Orlando officer shot in helmet at Pulse shooting testifies at pension hearing

Orlando Police Pension Board grants disability pension in 4-1 vote

An Orlando officer who was shot during the Pulse attack has been awarded pension.

ORLANDO, Fla. – Inside a small board room at Orlando City Hall, Officer Michael Napolitano testified for the first time about the post-traumatic stress disorder he is suffering since a bullet struck his helmet in the Pulse nightclub shooting on June 12, 2016. 

Since then, Napolitano's attorney said he was assigned limited duty but at the recommendation of his psychiatrist did not come back to the department as he continued to get treatment. 
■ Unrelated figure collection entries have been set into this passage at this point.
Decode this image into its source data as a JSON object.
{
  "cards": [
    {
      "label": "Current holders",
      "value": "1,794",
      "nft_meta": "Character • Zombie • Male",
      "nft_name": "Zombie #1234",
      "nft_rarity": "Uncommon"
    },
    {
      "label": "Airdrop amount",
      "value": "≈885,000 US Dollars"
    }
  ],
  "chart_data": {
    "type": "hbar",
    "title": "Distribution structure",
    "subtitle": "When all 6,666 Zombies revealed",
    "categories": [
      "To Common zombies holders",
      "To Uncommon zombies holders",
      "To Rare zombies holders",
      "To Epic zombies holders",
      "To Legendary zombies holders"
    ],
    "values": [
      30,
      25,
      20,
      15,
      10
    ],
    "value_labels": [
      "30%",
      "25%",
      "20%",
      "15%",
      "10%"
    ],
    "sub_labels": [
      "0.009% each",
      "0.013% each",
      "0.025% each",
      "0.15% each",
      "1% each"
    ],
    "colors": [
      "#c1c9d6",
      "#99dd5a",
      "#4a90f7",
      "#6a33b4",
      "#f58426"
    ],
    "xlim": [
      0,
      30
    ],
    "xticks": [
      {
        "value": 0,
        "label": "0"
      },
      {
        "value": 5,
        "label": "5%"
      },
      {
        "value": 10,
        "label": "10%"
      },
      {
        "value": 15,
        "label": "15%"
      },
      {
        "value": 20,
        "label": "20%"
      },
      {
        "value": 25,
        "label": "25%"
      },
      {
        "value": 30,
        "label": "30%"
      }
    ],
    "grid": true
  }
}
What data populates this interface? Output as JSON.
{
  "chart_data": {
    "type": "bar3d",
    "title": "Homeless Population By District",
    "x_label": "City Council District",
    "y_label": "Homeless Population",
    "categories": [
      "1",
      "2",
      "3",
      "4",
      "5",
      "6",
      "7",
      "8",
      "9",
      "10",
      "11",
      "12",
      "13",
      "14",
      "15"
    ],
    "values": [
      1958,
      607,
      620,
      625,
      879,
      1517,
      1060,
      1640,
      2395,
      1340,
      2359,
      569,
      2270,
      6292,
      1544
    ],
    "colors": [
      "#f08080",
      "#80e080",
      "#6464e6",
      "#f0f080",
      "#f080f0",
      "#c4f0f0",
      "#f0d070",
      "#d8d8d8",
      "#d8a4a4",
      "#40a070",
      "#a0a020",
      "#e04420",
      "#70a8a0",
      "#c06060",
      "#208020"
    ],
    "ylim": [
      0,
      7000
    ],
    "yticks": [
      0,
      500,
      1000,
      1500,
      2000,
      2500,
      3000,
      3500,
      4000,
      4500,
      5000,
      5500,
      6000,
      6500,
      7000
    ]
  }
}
Napolitano saying he received treatment from UCF's Restore program, instated purposely after the Pulse attack to help first responders and member of the military. However, after he testified it was too hard to complete it. 

"She tried to have me do some treatments that I was not able to do at the time," Napolitano said.

"Such as going to places on campus like Starbucks and sitting with my back to the door... I tried it I wasn't able to do it." 

After what was seemingly a tough line of questioning for Officer Napolitano, he testified he was drinking up to five times a day after the shooting. 

"That was a tough time for me, I was dealing with a lot," he said. However, he added, "That hasn't been an issue for me for over a year now."

After tough questioning from one board member, Randy Fields, Napolitano asked for a break. He never returned to the table. Instead, his attorney finished the hearing for him. 

The board then took a vote. With four "yays" and one "nay" by Fields, Napolitano was granted disability pension. That will include 80% of his base pay which kicks in Oct. 1. 

"I think it's very clear based on everything here there is no other options and this is a deserved disability case," said chairman of the Pension Board, Jay Smith. 

Shawn Dunlap, president of the Fraternal Order of Police, Lodge 25, said it was tough to watch Napolitano testify Monday. 

"To see him now versus what I knew him before, it was difficult to see him like that," Dunlap said. "He's been out of work for quite some time and this will bring closure to him and his family."